Jesus healed all who reached out to Him in faith and He sent His disciples out to preach, giving them the power to heal just as He did. “See God’s glory! See the task of the Church! To help the sick, not to get lost in chatter, but to help always, to console, to relieve, to be close to the sick; this is the task”.

Of course, today all sickness of the flesh is not healed but Pope Francis points out prayer heals and strengthens the spirit of those who are ill as well as family members. Emmanuel Mounier, the French philosopher (1905-1950), illustrates the pope’s teaching. He had an infant daughter who was hospitalized with a serious brain condition, “What sense would all this make if our baby was only a diseased flesh, a piece of life in pain, and not a small white wafer that is beyond us all, an infinity of mystery and love which would dazzle us were we to see it face-to-face?,” he asked. We are spirit as well as flesh. With faith and prayer, illness can bring us closer to each other and God, healing our spirits.

“The Church invites us to continual prayer for our dear ones who are sick, and prayer for them must never be lacking. Rather, we must pray more, both personally and as a community. … Faced with sickness, difficulties can also arise in the family as a result of human weakness. But in general illness strengthens family bonds. And I think of how important it is to educate children, starting from infancy, on the importance of solidarity in times of sickness. An education that shelters them from sensitivity to human sickness hardens the heart and anaesthetises the young to the suffering of others, rendering them incapable of facing up to suffering and living the experience of limits.”

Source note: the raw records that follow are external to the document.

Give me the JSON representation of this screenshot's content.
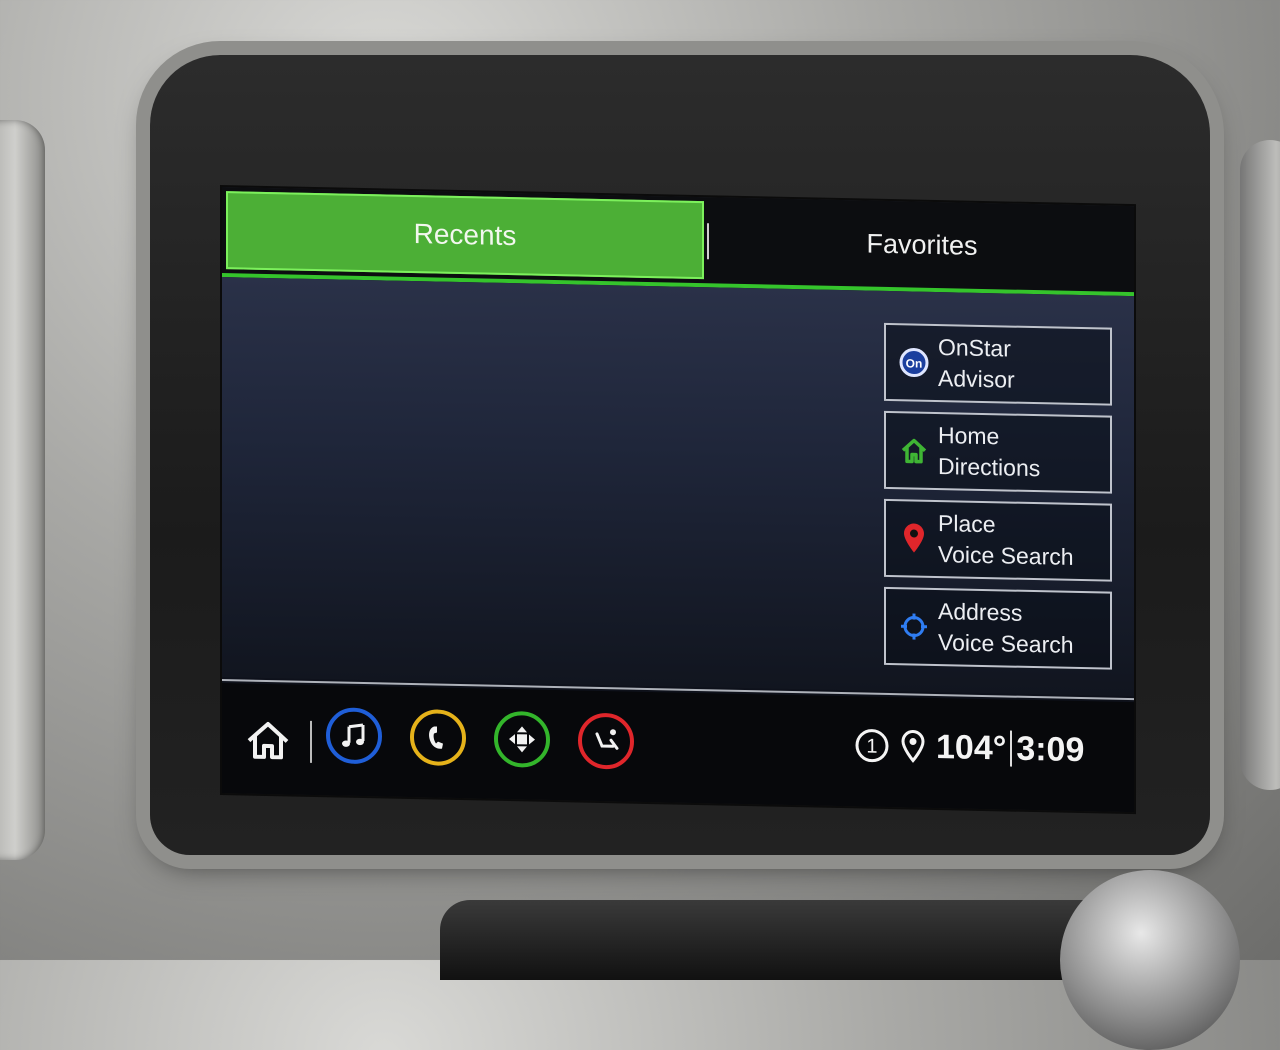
{
  "tabs": {
    "recents_label": "Recents",
    "favorites_label": "Favorites"
  },
  "side_items": [
    {
      "line1": "OnStar",
      "line2": "Advisor",
      "icon": "onstar-icon"
    },
    {
      "line1": "Home",
      "line2": "Directions",
      "icon": "home-icon"
    },
    {
      "line1": "Place",
      "line2": "Voice Search",
      "icon": "location-pin-icon"
    },
    {
      "line1": "Address",
      "line2": "Voice Search",
      "icon": "crosshair-icon"
    }
  ],
  "status_bar": {
    "notification_count": "1",
    "temperature": "104°",
    "time": "3:09"
  },
  "dock": {
    "apps": [
      "home-icon",
      "music-icon",
      "phone-icon",
      "apps-icon",
      "seat-icon"
    ]
  },
  "colors": {
    "accent_green": "#4caf36",
    "music_blue": "#1f5ed8",
    "phone_yellow": "#e5b21a",
    "apps_green": "#33b52b",
    "seat_red": "#e0262b",
    "pin_red": "#e0262b",
    "home_green": "#3fb534"
  }
}
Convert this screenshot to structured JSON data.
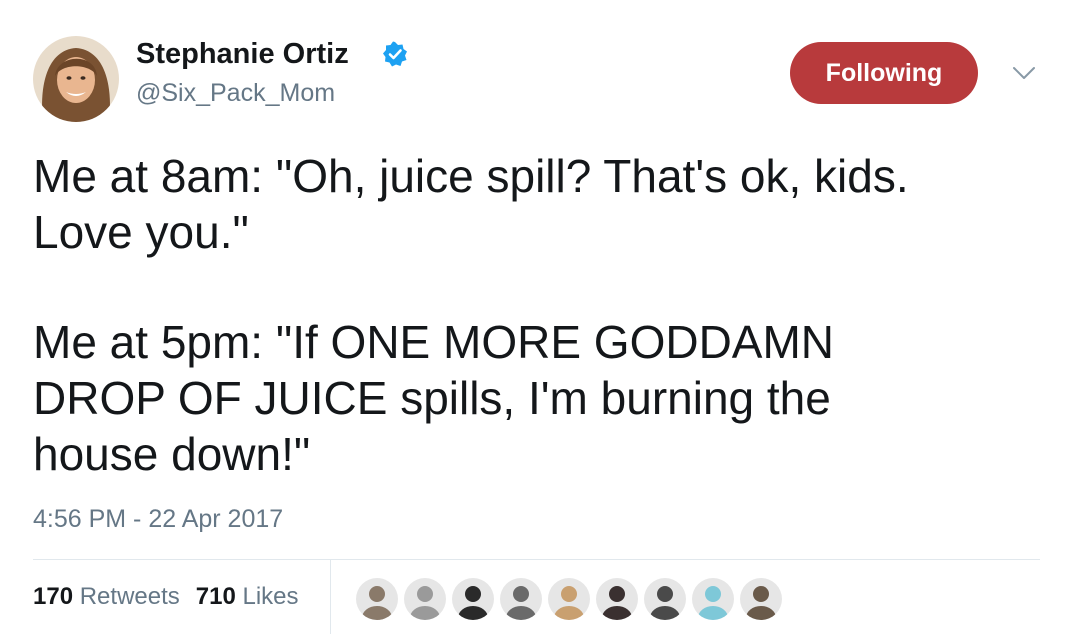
{
  "user": {
    "display_name": "Stephanie Ortiz",
    "handle": "@Six_Pack_Mom",
    "verified": true,
    "avatar_icon": "profile-photo-icon"
  },
  "follow_button": {
    "label": "Following",
    "color": "#b83a3c"
  },
  "menu_icon": "chevron-down-icon",
  "tweet": {
    "lines": [
      "Me at 8am: \"Oh, juice spill? That's ok, kids.",
      "Love you.\"",
      "",
      "Me at 5pm: \"If ONE MORE GODDAMN",
      "DROP OF JUICE spills, I'm burning the",
      "house down!\""
    ]
  },
  "timestamp": "4:56 PM - 22 Apr 2017",
  "stats": {
    "retweets_count": "170",
    "retweets_label": "Retweets",
    "likes_count": "710",
    "likes_label": "Likes"
  },
  "likers": [
    {
      "icon": "liker-avatar-icon",
      "color": "#8a7a6a"
    },
    {
      "icon": "liker-avatar-icon",
      "color": "#9a9a9a"
    },
    {
      "icon": "liker-avatar-icon",
      "color": "#2a2a2a"
    },
    {
      "icon": "liker-avatar-icon",
      "color": "#6a6a6a"
    },
    {
      "icon": "liker-avatar-icon",
      "color": "#c9a070"
    },
    {
      "icon": "liker-avatar-icon",
      "color": "#3a3030"
    },
    {
      "icon": "liker-avatar-icon",
      "color": "#4a4a4a"
    },
    {
      "icon": "liker-avatar-icon",
      "color": "#7ec8d8"
    },
    {
      "icon": "liker-avatar-icon",
      "color": "#6a5a4a"
    }
  ],
  "colors": {
    "text": "#14171a",
    "secondary": "#657786",
    "verified": "#1da1f2",
    "divider": "#e1e8ed"
  }
}
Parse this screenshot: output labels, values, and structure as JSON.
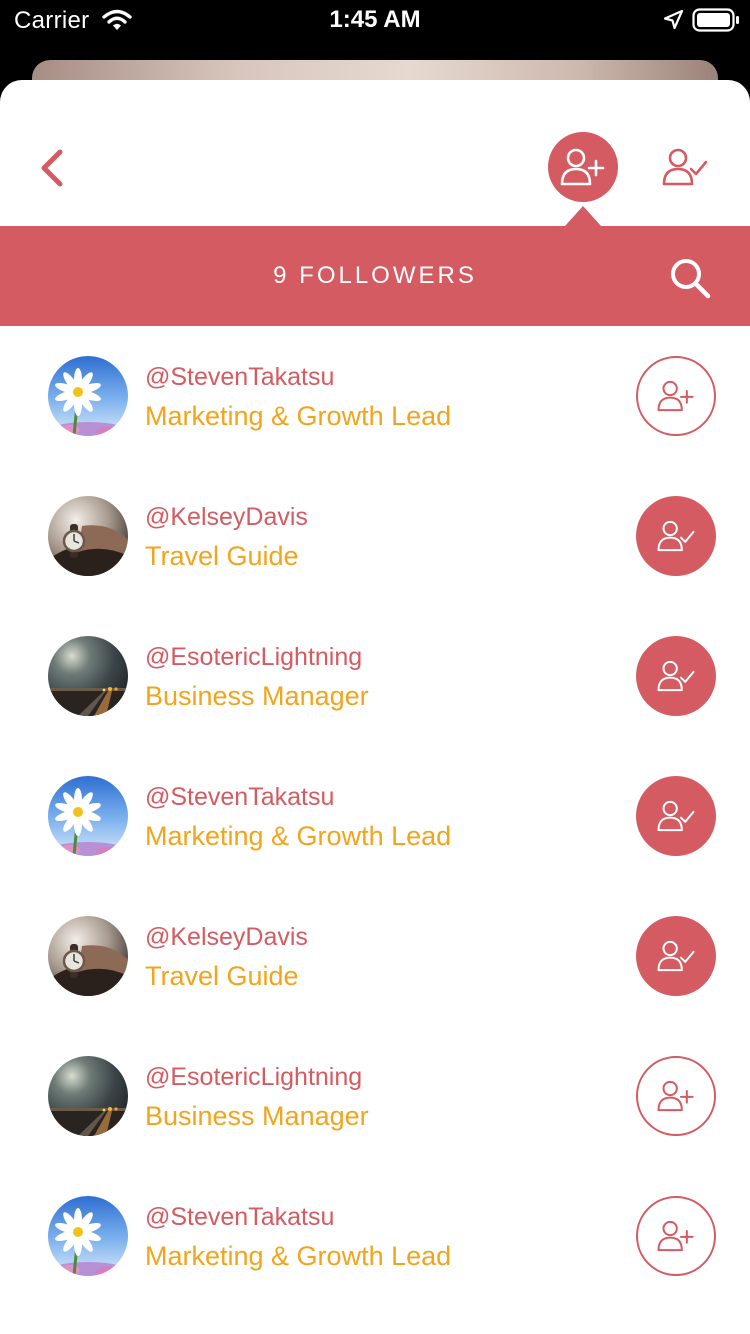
{
  "status_bar": {
    "carrier": "Carrier",
    "time": "1:45 AM"
  },
  "colors": {
    "accent": "#d45b61",
    "role_text": "#f2a51c",
    "background": "#ffffff"
  },
  "header": {
    "back_icon": "chevron-left-icon",
    "tabs": [
      {
        "name": "followers",
        "icon": "user-add-icon",
        "selected": true
      },
      {
        "name": "following",
        "icon": "user-check-icon",
        "selected": false
      }
    ]
  },
  "banner": {
    "title": "9 FOLLOWERS",
    "search_icon": "search-icon"
  },
  "followers": [
    {
      "handle": "@StevenTakatsu",
      "role": "Marketing & Growth Lead",
      "avatar": "daisy-photo",
      "following": false
    },
    {
      "handle": "@KelseyDavis",
      "role": "Travel Guide",
      "avatar": "watch-photo",
      "following": true
    },
    {
      "handle": "@EsotericLightning",
      "role": "Business Manager",
      "avatar": "night-road-photo",
      "following": true
    },
    {
      "handle": "@StevenTakatsu",
      "role": "Marketing & Growth Lead",
      "avatar": "daisy-photo",
      "following": true
    },
    {
      "handle": "@KelseyDavis",
      "role": "Travel Guide",
      "avatar": "watch-photo",
      "following": true
    },
    {
      "handle": "@EsotericLightning",
      "role": "Business Manager",
      "avatar": "night-road-photo",
      "following": false
    },
    {
      "handle": "@StevenTakatsu",
      "role": "Marketing & Growth Lead",
      "avatar": "daisy-photo",
      "following": false
    }
  ]
}
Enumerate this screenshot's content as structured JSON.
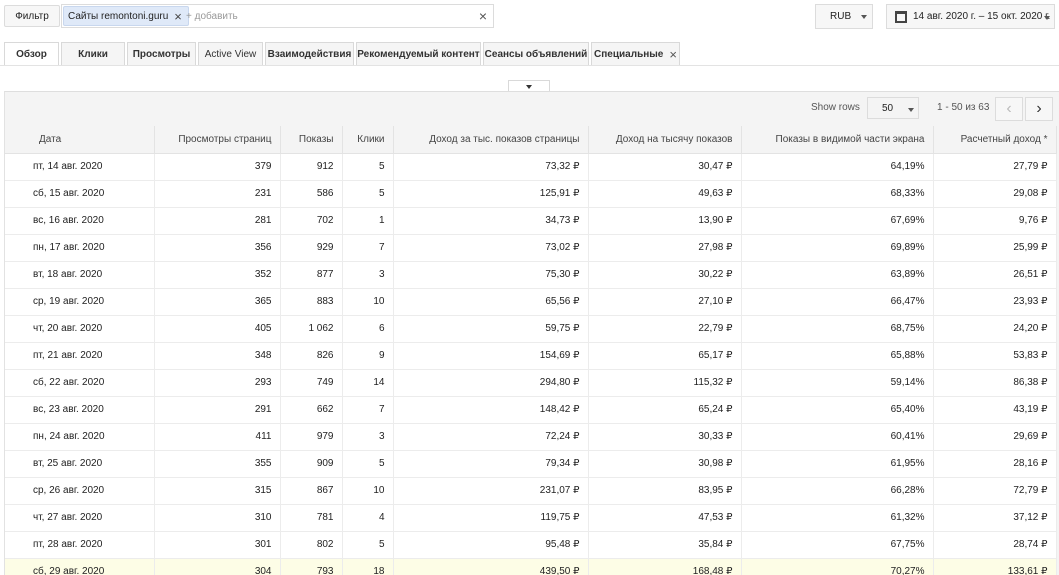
{
  "filter": {
    "button_label": "Фильтр",
    "chip_label": "Сайты remontoni.guru",
    "add_placeholder": "+ добавить"
  },
  "currency": {
    "value": "RUB"
  },
  "date_range": {
    "value": "14 авг. 2020 г. – 15 окт. 2020 г."
  },
  "tabs": [
    {
      "label": "Обзор",
      "active": true
    },
    {
      "label": "Клики"
    },
    {
      "label": "Просмотры"
    },
    {
      "label": "Active View"
    },
    {
      "label": "Взаимодействия"
    },
    {
      "label": "Рекомендуемый контент"
    },
    {
      "label": "Сеансы объявлений"
    },
    {
      "label": "Специальные",
      "closable": true
    }
  ],
  "pager": {
    "show_rows_label": "Show rows",
    "rows_value": "50",
    "range_text": "1 - 50 из 63"
  },
  "columns": [
    "Дата",
    "Просмотры страниц",
    "Показы",
    "Клики",
    "Доход за тыс. показов страницы",
    "Доход на тысячу показов",
    "Показы в видимой части экрана",
    "Расчетный доход *"
  ],
  "rows": [
    [
      "пт, 14 авг. 2020",
      "379",
      "912",
      "5",
      "73,32 ₽",
      "30,47 ₽",
      "64,19%",
      "27,79 ₽"
    ],
    [
      "сб, 15 авг. 2020",
      "231",
      "586",
      "5",
      "125,91 ₽",
      "49,63 ₽",
      "68,33%",
      "29,08 ₽"
    ],
    [
      "вс, 16 авг. 2020",
      "281",
      "702",
      "1",
      "34,73 ₽",
      "13,90 ₽",
      "67,69%",
      "9,76 ₽"
    ],
    [
      "пн, 17 авг. 2020",
      "356",
      "929",
      "7",
      "73,02 ₽",
      "27,98 ₽",
      "69,89%",
      "25,99 ₽"
    ],
    [
      "вт, 18 авг. 2020",
      "352",
      "877",
      "3",
      "75,30 ₽",
      "30,22 ₽",
      "63,89%",
      "26,51 ₽"
    ],
    [
      "ср, 19 авг. 2020",
      "365",
      "883",
      "10",
      "65,56 ₽",
      "27,10 ₽",
      "66,47%",
      "23,93 ₽"
    ],
    [
      "чт, 20 авг. 2020",
      "405",
      "1 062",
      "6",
      "59,75 ₽",
      "22,79 ₽",
      "68,75%",
      "24,20 ₽"
    ],
    [
      "пт, 21 авг. 2020",
      "348",
      "826",
      "9",
      "154,69 ₽",
      "65,17 ₽",
      "65,88%",
      "53,83 ₽"
    ],
    [
      "сб, 22 авг. 2020",
      "293",
      "749",
      "14",
      "294,80 ₽",
      "115,32 ₽",
      "59,14%",
      "86,38 ₽"
    ],
    [
      "вс, 23 авг. 2020",
      "291",
      "662",
      "7",
      "148,42 ₽",
      "65,24 ₽",
      "65,40%",
      "43,19 ₽"
    ],
    [
      "пн, 24 авг. 2020",
      "411",
      "979",
      "3",
      "72,24 ₽",
      "30,33 ₽",
      "60,41%",
      "29,69 ₽"
    ],
    [
      "вт, 25 авг. 2020",
      "355",
      "909",
      "5",
      "79,34 ₽",
      "30,98 ₽",
      "61,95%",
      "28,16 ₽"
    ],
    [
      "ср, 26 авг. 2020",
      "315",
      "867",
      "10",
      "231,07 ₽",
      "83,95 ₽",
      "66,28%",
      "72,79 ₽"
    ],
    [
      "чт, 27 авг. 2020",
      "310",
      "781",
      "4",
      "119,75 ₽",
      "47,53 ₽",
      "61,32%",
      "37,12 ₽"
    ],
    [
      "пт, 28 авг. 2020",
      "301",
      "802",
      "5",
      "95,48 ₽",
      "35,84 ₽",
      "67,75%",
      "28,74 ₽"
    ],
    [
      "сб, 29 авг. 2020",
      "304",
      "793",
      "18",
      "439,50 ₽",
      "168,48 ₽",
      "70,27%",
      "133,61 ₽"
    ]
  ],
  "highlight_row_index": 15,
  "icons": {
    "chip_close": "×",
    "clear": "×",
    "tab_close": "×",
    "prev": "‹",
    "next": "›"
  }
}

Catholic families must learn to follow Christ’s attitude, forming children who can face up to suffering.

“The weakness and suffering of our most loved ones … can be … a school of life … and especially when illness is accompanied by prayer and the fraternal, affectionate closeness of families. The Christian community is well aware that the family, during the trials of sickness, must not be left alone. … This Christian closeness of family to family, is a true treasure for a parish: a treasure of wisdom, that helps families in difficult moments and enables them to understand the Kingdom of God more clearly than through words.”